One small problem that I found annoying is that the quizzes explicitly asked you to search for essential pieces of information yourself on the Internet, for example, what is the mass of the Earth? What is the mass of Mount Everest? What is the energy of the w boson? Given that different sources may give slightly different values, this made the search aggravating. They should just have bitten the bullet and given the values themselves. Eventually they did add a glossary and included a ton of extra information but it would have been nice for the course list such useful information early on. People like me who haven’t studied physics in more than a decade need some reminding that a Joule is the same as 1 kg·m2/s2 and a Watt is a Joule / s. There were also some tricky problems with rounding the answers in just the right way and presenting the answers in the correct format with scientific format so that the grading script would parse them correctly.

Still the intent of the quizzes is clear and I really liked how they tried to encourage students to think more about the subject matter being taught. As I understand it, the quizzes were entirely done by the course’s TA, Brian Henning. He even made a series of videos himself to help students with the harder quizzes and explain the mindset behind them. Unfortunately while his enthusiasm is certainly laudable, I didn’t find those videos particularly useful.

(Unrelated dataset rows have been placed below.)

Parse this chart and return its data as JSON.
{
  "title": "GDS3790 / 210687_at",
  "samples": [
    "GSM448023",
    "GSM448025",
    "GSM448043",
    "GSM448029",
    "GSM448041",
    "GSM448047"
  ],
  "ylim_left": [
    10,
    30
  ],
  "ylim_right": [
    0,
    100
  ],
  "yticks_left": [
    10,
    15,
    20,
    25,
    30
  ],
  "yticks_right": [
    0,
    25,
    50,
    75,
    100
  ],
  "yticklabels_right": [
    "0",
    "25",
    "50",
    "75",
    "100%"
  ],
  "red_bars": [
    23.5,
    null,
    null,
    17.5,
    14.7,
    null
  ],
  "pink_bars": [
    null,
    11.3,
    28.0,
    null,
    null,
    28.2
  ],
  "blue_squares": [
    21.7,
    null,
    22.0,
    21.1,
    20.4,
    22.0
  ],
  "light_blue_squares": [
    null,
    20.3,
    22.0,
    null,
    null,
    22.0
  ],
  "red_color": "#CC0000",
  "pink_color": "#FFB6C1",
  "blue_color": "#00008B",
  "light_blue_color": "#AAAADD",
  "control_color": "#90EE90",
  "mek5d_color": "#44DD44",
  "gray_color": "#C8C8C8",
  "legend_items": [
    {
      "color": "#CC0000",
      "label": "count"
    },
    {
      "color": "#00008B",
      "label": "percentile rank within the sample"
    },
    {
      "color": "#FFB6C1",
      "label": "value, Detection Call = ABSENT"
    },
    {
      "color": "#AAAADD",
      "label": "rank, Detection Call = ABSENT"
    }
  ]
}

I did learn a great deal from this course. It’s great to finally have some concrete understanding of what is really meant by terms like Higgs bosons and dark energy etc. I was also interested in the details of how the physicists actually do their experiments and the thought processes behind them. One subtext throughout the course is a plea for public support for big, and necessarily expensive, science projects. It may seem somewhat self-interested of the course organizers, but it’s a cause that I support so I’m all for it.

One thing that does worry me is how little concepts like dark matter and dark energy are really understood. Despite all the time the course spent on these topics, they really come down to saying that because of so-and-so gravitational effects and other observations, we can infer that something is there. But they’re called dark precisely because nothing else is known about them beyond this. For this reason, it’s seems odd to me to teach them as accepted science. It seems to me, it could be equally likely that someone would come up with a new explanation for these observed phenomena that wouldn’t necessitate the presence of huge, invisible stuff in space. But overall, it’s a great course that I highly recommend to anyone interested in the topic.